The 5th District Court of Appeal of California ruled in favor of a driver who was fined for reading a map on his iPhone while behind a wheel. While the verdict is already somewhat surprising, the case itself has more turns than a long winding road.

The case actually started two years ago, on January 2012. The defendant, Steven Spriggs, was fined $165 when a California Highway Patrol officer saw him reading a map from his smartphone while stuck in traffic. While most people caught red-handed with a mobile device behind the wheel would have probably just swallowed their shame, Spriggs challenged the fine and lost, twice, in traffic court and in Fresno County Superior Court. They say third time’s a charm, and so it seems that way when he took the case to the appellate court and won, with a little help from a law firm this time.
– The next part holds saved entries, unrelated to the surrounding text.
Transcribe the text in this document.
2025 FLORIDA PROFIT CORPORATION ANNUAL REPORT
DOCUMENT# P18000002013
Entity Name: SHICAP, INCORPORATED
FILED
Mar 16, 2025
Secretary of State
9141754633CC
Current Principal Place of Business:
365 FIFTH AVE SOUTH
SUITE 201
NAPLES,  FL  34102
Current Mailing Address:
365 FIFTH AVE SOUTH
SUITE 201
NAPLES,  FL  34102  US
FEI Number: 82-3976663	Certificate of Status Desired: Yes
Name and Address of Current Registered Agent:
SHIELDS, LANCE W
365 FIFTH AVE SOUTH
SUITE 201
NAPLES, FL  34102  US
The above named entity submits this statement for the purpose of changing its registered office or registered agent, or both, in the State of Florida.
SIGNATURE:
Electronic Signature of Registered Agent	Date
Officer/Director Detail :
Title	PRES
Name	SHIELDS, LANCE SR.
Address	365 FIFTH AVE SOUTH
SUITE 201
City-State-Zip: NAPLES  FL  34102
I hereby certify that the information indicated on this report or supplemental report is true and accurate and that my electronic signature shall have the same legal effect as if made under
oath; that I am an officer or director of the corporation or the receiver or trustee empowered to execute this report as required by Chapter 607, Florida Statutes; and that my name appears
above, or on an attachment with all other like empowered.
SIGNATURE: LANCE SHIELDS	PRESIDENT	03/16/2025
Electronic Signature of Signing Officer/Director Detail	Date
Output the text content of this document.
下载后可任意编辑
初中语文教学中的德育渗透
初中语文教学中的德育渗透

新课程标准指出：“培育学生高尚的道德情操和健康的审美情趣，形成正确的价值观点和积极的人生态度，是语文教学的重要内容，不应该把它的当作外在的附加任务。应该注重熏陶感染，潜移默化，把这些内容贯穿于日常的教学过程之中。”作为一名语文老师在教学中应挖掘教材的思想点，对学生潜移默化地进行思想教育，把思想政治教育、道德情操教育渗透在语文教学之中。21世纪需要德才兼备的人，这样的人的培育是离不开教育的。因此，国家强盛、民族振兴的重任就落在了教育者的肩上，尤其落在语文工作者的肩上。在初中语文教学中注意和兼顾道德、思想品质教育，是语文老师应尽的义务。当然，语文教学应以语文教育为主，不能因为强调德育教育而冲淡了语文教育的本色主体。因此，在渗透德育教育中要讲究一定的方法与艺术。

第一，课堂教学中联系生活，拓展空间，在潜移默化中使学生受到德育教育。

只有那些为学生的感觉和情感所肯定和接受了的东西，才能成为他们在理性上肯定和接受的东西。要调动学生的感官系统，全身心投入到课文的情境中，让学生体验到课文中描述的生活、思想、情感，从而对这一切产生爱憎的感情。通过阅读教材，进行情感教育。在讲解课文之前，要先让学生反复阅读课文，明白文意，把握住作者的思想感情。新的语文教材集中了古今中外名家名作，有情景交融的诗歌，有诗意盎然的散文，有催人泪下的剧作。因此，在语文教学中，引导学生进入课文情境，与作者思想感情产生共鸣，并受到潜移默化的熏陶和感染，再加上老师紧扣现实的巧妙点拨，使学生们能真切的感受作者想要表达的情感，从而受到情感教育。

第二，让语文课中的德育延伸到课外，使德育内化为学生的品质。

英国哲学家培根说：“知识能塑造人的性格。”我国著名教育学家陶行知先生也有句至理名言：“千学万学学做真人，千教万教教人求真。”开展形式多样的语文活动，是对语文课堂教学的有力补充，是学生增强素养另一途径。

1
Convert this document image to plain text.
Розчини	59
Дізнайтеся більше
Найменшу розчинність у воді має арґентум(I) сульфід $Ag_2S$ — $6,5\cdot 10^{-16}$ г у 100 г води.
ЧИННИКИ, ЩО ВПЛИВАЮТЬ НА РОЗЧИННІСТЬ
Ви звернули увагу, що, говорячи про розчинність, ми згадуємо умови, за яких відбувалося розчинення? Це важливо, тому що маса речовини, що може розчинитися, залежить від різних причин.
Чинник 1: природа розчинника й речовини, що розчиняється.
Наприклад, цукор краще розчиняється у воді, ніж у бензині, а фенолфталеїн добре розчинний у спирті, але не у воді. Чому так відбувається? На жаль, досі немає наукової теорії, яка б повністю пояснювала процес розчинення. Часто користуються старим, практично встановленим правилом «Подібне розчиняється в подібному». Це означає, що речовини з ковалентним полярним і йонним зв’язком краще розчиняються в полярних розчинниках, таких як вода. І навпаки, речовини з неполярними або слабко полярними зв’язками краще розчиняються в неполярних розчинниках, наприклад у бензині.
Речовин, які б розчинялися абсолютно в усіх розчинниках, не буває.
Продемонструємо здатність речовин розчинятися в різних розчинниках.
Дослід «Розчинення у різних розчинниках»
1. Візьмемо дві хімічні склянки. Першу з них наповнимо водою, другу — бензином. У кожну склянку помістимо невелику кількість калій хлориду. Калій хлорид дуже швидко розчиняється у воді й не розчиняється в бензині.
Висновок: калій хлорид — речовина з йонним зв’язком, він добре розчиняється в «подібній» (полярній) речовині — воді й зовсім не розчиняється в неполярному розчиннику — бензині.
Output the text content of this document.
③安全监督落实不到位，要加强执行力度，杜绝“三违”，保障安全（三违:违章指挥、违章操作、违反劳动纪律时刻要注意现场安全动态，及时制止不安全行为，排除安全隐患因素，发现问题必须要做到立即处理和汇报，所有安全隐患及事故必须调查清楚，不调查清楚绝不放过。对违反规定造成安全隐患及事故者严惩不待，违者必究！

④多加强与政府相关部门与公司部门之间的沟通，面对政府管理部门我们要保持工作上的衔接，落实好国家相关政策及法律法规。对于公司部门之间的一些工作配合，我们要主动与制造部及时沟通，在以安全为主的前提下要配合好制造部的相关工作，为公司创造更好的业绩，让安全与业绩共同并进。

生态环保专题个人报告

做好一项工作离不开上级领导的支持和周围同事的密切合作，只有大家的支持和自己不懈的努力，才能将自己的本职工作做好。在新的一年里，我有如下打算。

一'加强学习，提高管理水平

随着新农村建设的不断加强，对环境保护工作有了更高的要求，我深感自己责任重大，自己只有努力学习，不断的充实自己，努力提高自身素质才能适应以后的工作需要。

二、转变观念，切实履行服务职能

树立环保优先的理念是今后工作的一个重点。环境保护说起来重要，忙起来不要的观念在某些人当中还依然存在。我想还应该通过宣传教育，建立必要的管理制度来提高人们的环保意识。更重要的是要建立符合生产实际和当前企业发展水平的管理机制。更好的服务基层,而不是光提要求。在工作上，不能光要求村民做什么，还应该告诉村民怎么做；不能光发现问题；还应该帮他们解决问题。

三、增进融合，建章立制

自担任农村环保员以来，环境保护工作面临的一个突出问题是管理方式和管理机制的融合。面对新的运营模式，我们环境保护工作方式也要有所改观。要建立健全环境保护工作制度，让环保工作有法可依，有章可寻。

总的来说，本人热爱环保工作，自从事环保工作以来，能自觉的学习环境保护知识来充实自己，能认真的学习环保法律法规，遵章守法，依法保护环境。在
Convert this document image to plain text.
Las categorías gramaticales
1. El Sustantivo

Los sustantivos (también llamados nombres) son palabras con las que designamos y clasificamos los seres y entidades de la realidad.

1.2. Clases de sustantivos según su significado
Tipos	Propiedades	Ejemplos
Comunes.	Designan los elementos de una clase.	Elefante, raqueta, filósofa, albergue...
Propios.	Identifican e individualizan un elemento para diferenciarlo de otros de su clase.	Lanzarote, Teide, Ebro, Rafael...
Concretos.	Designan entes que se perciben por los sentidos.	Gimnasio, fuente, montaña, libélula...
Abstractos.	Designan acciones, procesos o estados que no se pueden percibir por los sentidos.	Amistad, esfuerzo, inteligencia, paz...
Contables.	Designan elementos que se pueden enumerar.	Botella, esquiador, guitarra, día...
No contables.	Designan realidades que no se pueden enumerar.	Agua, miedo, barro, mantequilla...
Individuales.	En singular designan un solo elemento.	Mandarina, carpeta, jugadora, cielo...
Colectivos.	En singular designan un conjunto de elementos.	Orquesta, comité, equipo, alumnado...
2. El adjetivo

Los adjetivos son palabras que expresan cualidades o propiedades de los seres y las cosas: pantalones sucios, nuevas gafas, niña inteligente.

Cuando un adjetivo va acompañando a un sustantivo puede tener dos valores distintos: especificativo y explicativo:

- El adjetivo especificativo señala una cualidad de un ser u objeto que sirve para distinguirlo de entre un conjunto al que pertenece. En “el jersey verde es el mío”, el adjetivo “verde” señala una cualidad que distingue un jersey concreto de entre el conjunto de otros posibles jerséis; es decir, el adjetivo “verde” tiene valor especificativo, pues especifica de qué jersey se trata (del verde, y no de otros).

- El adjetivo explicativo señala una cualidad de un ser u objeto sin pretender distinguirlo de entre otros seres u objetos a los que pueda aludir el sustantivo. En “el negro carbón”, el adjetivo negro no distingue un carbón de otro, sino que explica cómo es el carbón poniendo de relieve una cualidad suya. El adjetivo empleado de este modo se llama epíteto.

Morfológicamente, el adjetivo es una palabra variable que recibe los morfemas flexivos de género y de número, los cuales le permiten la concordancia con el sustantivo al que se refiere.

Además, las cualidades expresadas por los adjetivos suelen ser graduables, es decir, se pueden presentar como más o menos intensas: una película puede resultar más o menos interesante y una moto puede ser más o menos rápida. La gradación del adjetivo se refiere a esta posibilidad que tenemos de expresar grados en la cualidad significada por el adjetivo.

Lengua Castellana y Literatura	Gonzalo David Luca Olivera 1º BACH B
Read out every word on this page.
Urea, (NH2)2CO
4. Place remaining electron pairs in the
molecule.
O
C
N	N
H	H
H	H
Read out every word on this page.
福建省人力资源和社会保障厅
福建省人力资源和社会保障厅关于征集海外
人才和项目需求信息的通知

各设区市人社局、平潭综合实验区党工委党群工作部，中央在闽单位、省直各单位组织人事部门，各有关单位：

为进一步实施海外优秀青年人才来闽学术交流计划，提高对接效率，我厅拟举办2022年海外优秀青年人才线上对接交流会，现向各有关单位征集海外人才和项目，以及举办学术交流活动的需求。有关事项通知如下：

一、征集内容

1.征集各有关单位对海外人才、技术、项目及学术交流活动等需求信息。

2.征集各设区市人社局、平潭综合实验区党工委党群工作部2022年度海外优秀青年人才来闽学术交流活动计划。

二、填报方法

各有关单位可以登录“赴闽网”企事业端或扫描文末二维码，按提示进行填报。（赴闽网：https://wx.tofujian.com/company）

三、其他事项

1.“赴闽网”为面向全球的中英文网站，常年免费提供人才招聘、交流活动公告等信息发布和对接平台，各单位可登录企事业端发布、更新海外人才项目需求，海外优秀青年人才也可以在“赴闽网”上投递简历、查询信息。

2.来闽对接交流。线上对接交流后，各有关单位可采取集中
Almost ironically, Spriggs would be the last one to fight for the cause of people using cellphones while driving. His son suffered a broken leg precisely because of a driver yapping away on a cellphone. Spriggs’ point, however, was not to really to say that he’s innocent but to say that California’s laws didn’t apply to him and, consequently, should be updated to today’s mobile habits. Luckily for him, the judges agreed.

The 18-page ruling of the appellate court judges said that while the state’s laws prohibited people from talking and listening, and also texting, on a phone while driving, it only did so when not using hands free devices or modes, which Spriggs claims he was. But more importantly, it doesn’t cover the act of looking at a digital representation of a map on the device, leaving the judges no choice but to hand Spriggs his court victory. They, however, also noted that the law should have been written more clearly. The burden now falls on California’s lawmakers to look at this loophole and plug it before other mobile devices, like, say, smartwatches and smart glasses, become common place.